HARBOR BUSINESS Online のロゴ HARBOR BUSINESS Online 2021/02/09 08:33 ハーバー・ビジネス・オンライン
※写真と本文は関係ありません。 photo by 栄華 © HARBOR BUSINESS Online 提供 ※写真と本文は関係ありません。 photo by 栄華

 パチンコ機の大型化が止まらない。

 先日パチンコ遊技機メーカーである藤商事が発表した「P緋弾のアリア~緋弾覚醒編~」や2月上旬に全国のホールに導入される平和の「P JAWS3 SHARK PANIC-深淵-」は、既存のパチンコ機のフォルムの常識を大きく覆す形になっているのだ。

 そして今、このパチンコ機の大型化が、業界内に様々な物議を醸しだしている。

パチンコ機の「大型化」とは?

 パチンコ機の縦幅と横幅は決まっている。島と呼ばれる遊技機の設置台の大きさは昔からどこのホールも同じだからだ。大型化と言っても、だからパチンコ機そのものの大きさが変わった訳では無い。要は島からせり出している「前飾り」と言われる台枠部分が近年大きく変化したのだ。

 その端緒と言われているのが、サンセイR&D社の「牙狼~GARO~」である。

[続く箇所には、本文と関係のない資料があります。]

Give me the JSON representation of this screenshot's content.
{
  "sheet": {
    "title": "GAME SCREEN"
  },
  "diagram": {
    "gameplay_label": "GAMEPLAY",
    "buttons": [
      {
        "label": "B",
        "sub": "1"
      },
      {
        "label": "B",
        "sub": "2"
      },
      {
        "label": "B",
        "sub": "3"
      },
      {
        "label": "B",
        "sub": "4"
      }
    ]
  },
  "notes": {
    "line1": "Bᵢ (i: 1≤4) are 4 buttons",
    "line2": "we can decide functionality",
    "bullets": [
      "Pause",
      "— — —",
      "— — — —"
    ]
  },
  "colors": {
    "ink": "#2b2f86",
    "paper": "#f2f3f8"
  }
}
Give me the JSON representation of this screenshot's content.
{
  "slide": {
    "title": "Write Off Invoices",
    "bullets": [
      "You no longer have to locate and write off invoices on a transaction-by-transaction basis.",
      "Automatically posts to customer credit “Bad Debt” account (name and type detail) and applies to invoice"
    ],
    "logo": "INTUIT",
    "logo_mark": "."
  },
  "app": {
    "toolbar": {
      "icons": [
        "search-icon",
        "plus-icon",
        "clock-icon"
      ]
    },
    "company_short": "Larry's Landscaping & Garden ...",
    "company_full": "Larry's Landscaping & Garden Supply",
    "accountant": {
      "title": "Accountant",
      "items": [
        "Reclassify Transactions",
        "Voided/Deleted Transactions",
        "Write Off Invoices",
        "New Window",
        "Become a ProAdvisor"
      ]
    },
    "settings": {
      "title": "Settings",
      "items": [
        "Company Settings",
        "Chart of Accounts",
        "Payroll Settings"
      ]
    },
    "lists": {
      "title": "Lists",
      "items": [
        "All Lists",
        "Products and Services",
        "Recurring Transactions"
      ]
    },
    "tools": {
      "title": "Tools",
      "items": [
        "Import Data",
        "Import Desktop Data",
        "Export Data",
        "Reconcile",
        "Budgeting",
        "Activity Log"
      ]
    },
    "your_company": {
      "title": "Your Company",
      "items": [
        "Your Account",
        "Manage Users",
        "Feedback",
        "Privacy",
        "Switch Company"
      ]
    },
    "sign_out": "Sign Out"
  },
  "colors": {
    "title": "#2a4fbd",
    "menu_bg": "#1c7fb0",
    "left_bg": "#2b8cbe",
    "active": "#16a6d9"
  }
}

チャンス時や大当たり時には「フェイスオブガロ」と呼ばれる、等身大とも思しきキャラクターの顔が遊技台からせり出してくる。当時はその斬新な台枠演出に業界関係者は驚嘆し、ホールに導入後もファンたちの度肝を抜いた。

 そこからパチンコ機の台枠の大型化が始まる。京楽産業の「AKBシリーズ」や「必殺仕事人シリーズ」の台枠は業界関係者から「仏壇」と呼ばれるほど四角四方にあらゆる飾りが備え付けられ、またそれが遊技機の演出上の大きな役割を果たした。

 パチンコ機の大型化は、ほとんどの遊技機メーカーが拠る戦略となった。あそこのメーカーがあれくらい大きな台を作ったのだから、我々はより大きな台を。メーカー間による競争意識が高まり、遂には冒頭に紹介したような遊技機まで出されるに至る。

新規ファンやメーカーにはメリットも

 メーカーの視点で言えば、遊技機の大きさは遊技客の「アイキャッチ」としての役割を十分に果たしている。パチンコ店に入った人ならば分かるのだろうが、通路から約40台前後のパチンコ台が設置されている島を見ると、どこに何の遊技機が設置されているのかがよく分からない。そのような場所で、ひと際目を引く大型パチンコ機があれば一目で「あれだ」と分かる。それがパチンコ機の稼働に繋がる。

 また大型パチンコ機は液晶画面以外の様々な個所の演出が施されており、遊技客を飽きさせない工夫も凝らされている。往年のパチンコファンであれば、パチンコは玉の動きを楽しむものだの、演出はシンプルなほうがより楽しめるだの、郷愁を滲ますかのような思いを吐露するのだが、ライトユーザーや新規ユーザーは、バラエティに富んだパチンコ遊技機を選択する可能性が高い。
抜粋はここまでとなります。